L'euphorie a été de courte durée. Depuis l'atterrissage acrobatique de la sonde robotisée Curiosity sur Mars, lundi, la NASA teste lentement chaque instrument, un processus qui s'étendra sur plusieurs semaines.

Aujourd'hui, par exemple, Curiosity subira ce qui s'apparente à une greffe de cerveau: ses logiciels seront optimisés pour lui permettre de mieux se déplacer sur la planète rouge. Jusqu'à maintenant, ils étaient réglés pour l'atterrissage. L'opération durera quatre jours, ce qui signifie que les premiers tests des environs de la sonde ne surviendront pas avant le milieu de la semaine prochaine.

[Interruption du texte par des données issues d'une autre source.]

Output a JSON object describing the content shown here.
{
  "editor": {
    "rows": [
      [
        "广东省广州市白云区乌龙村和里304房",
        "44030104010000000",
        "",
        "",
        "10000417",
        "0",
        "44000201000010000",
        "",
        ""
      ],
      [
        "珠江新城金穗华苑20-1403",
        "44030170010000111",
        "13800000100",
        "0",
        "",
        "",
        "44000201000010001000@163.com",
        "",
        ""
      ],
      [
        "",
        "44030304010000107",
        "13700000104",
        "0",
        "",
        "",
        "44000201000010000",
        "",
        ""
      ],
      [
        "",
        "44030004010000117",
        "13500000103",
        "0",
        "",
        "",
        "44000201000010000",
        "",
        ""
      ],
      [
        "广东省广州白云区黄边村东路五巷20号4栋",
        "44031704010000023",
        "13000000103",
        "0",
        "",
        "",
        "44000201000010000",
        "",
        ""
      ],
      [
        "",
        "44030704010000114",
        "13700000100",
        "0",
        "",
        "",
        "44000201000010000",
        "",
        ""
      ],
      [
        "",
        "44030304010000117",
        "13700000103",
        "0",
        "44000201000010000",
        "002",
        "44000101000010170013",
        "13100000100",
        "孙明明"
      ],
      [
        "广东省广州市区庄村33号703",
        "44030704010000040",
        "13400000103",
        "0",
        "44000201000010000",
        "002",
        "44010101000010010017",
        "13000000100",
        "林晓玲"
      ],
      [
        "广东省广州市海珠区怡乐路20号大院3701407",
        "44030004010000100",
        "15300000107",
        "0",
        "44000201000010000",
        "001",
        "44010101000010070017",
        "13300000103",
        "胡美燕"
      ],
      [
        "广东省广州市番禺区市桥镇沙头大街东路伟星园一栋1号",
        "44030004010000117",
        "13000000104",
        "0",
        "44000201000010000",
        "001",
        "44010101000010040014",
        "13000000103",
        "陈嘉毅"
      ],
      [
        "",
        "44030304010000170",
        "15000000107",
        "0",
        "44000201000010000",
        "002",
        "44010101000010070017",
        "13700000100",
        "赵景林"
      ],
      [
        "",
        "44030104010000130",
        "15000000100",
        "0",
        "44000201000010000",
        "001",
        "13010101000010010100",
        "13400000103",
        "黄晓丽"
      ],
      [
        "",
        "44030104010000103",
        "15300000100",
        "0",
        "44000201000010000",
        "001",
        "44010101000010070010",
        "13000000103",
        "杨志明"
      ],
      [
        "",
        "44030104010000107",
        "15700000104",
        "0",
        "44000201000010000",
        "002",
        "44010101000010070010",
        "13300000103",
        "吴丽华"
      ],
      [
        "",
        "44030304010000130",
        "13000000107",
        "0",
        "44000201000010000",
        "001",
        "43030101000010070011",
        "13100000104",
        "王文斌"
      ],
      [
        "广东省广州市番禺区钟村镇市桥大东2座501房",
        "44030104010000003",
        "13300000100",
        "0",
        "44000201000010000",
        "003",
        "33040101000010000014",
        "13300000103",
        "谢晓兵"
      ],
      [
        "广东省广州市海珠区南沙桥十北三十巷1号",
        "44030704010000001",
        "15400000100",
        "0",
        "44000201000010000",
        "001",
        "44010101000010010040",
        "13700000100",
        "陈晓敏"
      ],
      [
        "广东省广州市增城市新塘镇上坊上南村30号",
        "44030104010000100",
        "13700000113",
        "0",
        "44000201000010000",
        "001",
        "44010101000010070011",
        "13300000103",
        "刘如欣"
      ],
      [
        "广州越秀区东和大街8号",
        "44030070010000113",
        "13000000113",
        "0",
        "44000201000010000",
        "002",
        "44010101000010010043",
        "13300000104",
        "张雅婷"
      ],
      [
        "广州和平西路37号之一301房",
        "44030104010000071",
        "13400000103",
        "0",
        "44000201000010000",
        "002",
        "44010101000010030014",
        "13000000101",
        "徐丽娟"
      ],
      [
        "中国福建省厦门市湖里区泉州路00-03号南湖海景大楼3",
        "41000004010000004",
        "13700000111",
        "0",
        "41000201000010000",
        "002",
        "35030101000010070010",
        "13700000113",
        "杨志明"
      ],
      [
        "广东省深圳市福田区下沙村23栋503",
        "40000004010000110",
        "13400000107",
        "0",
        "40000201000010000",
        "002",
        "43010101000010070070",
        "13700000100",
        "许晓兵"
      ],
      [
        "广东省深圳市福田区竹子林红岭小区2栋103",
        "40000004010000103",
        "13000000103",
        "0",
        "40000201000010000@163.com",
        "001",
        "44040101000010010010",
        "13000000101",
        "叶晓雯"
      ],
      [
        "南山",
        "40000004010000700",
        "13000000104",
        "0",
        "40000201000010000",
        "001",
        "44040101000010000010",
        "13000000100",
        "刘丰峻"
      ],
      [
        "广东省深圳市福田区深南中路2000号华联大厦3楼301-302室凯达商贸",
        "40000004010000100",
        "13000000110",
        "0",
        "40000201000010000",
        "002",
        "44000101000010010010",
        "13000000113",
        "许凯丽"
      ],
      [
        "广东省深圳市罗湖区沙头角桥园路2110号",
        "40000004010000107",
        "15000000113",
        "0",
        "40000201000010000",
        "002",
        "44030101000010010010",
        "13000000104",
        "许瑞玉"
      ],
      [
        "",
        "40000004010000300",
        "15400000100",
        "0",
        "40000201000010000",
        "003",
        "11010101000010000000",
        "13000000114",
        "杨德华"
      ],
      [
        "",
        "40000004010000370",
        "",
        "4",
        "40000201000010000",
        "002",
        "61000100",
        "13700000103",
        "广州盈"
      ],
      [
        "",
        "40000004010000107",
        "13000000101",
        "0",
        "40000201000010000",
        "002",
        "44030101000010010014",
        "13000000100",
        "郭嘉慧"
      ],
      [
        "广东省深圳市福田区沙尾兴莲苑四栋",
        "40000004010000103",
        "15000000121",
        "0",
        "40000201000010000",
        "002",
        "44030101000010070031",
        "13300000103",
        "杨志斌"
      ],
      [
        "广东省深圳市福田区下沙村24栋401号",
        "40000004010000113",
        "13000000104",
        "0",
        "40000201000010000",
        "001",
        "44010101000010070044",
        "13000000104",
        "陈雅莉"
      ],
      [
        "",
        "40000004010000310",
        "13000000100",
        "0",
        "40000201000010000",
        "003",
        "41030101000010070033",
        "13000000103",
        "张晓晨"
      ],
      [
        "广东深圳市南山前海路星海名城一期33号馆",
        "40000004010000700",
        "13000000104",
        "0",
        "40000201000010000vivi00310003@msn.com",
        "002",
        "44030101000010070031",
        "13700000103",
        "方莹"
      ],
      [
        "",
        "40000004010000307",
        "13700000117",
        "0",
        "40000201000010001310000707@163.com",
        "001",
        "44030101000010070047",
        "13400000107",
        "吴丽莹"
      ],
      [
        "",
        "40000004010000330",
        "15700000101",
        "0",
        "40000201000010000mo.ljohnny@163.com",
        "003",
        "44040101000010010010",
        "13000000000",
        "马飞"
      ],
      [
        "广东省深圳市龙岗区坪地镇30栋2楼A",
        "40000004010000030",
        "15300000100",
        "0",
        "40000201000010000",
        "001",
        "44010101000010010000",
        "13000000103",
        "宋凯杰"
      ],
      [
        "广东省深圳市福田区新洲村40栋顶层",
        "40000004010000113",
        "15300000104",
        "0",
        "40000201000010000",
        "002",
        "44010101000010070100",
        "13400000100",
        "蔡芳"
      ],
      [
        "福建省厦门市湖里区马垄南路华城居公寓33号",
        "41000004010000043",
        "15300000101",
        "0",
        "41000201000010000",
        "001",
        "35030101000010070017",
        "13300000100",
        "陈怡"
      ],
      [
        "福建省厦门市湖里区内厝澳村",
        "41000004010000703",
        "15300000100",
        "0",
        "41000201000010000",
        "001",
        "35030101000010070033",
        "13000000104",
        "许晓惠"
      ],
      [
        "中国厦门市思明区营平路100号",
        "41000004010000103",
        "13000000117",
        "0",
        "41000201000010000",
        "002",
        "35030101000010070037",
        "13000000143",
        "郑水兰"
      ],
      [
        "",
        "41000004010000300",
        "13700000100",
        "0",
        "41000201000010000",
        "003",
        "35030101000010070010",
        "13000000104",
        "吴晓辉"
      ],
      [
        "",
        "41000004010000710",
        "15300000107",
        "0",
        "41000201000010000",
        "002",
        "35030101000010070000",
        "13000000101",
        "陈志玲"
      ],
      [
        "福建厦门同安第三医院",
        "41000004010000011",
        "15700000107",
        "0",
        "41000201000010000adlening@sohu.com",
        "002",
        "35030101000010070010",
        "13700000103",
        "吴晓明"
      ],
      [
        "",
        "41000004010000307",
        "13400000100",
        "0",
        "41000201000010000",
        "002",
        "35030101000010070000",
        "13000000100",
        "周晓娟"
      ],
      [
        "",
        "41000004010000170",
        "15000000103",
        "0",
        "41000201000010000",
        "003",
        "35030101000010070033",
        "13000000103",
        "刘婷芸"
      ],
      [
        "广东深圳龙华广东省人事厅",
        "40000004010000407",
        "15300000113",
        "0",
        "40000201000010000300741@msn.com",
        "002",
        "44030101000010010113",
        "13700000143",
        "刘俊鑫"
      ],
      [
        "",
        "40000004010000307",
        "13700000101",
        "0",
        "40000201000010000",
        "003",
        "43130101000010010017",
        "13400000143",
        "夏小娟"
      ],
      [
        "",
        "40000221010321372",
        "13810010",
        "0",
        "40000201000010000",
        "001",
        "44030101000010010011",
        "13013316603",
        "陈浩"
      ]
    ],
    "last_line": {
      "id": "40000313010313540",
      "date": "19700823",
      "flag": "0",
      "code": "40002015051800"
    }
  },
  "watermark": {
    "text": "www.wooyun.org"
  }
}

«Pour le moment, toutes les équipes testent et calibrent les équipements», explique Richard Léveillé, scientifique spécialisé dans les planètes pour l'Agence spatiale canadienne. Il se trouve actuellement au Jet Propulsion Laboratory, en Californie, et travaille sur la Chemcam, l'instrument qui pourra pulvériser des rochers pour qu'on puisse les analyser.

Horaire martien

Les équipes vivent à l'heure martienne: par exemple, jeudi, la réunion de début de journée a eu lieu vers 18h, heure de Montréal. Le jour sur Mars dure 40 minutes de plus que sur Terre, ce qui ajoute une distorsion supplémentaire. Et Curiosity est atterri à la fin de l'hiver martien, ce qui signifie que les jours allongent au lieu de raccourcir.

La première cible de Curiosity sera une montagne de cinq kilomètres, Aeolis, qui est au centre du cratère Gale où elle a atterri. Les satellites en orbite - il y en a actuellement trois en activité - ont détecté des signes de discontinuité géologique sur les flancs d'Aeolis, ce qui permettra de mieux comprendre l'évolution du climat sur Mars. Les chercheurs pensent que la planète a subi une «grande dessiccation» il y a trois milliards d'années, passant d'un environnement humide à une grande sécheresse.

En route vers Aeolis, un trajet de 6,5 km qui pourrait prendre jusqu'à un an selon les arrêts d'échantillonnage, Curiosity s'arrêtera à différents écueils visibles de l'espace et examinera un cône alluvial, une région où jadis un cours d'eau déposait des sédiments. Si les sédiments du cône alluvial sont plus récents, par exemple, cela pourrait signifier qu'il y a déjà eu sur Mars de l'eau liquide, condition probablement essentielle à la vie, dans un passé plus récent.

Curiosity humera également l'atmosphère martienne à la recherche de méthane, détecté par les sondes en orbite. L'origine de ce méthane est mystérieuse, parce que Mars ne devrait pas avoir d'activité géologique, seul élément, en plus de la vie, pouvant expliquer sa présence.

***

Viking, prise 2

La mission de Curiosity pourrait mener à une nouvelle analyse des résultats des sondes Viking, selon le magazine britannique The New Scientist.

L'un des chercheurs du programme Viking, Gilbert Levin, entend demander publiquement à la NASA de lui redonner le titre de découvreur de la vie sur Mars si Curiosity en détecte des traces.

M. Levin était le chef d'une expérience de Viking qui a ajouté un peu de carbone liquide à une poignée de sol martien; la mixture a émis du dioxyde de carbone (CO2), ce qui normalement est le signe que des bactéries avaient digéré le carbone.

Quand ces résultats ont été connus en 1977, M. Levin et son équipe ont sablé le champagne et reçu un appel de félicitations de l'astronome-vedette Carl Sagan.

Mais quelques jours plus tard, la NASA lui a appris qu'une autre expérience de Viking n'avait pas détecté de molécules organiques dans le sol martien. Ses résultats étaient donc un faux positif. Le New Scientist rapporte que l'instrument de détection des molécules organiques s'est par la suite révélé peu sensible, ce qui signifie que M. Levin pourrait avoir été victime d'un faux négatif.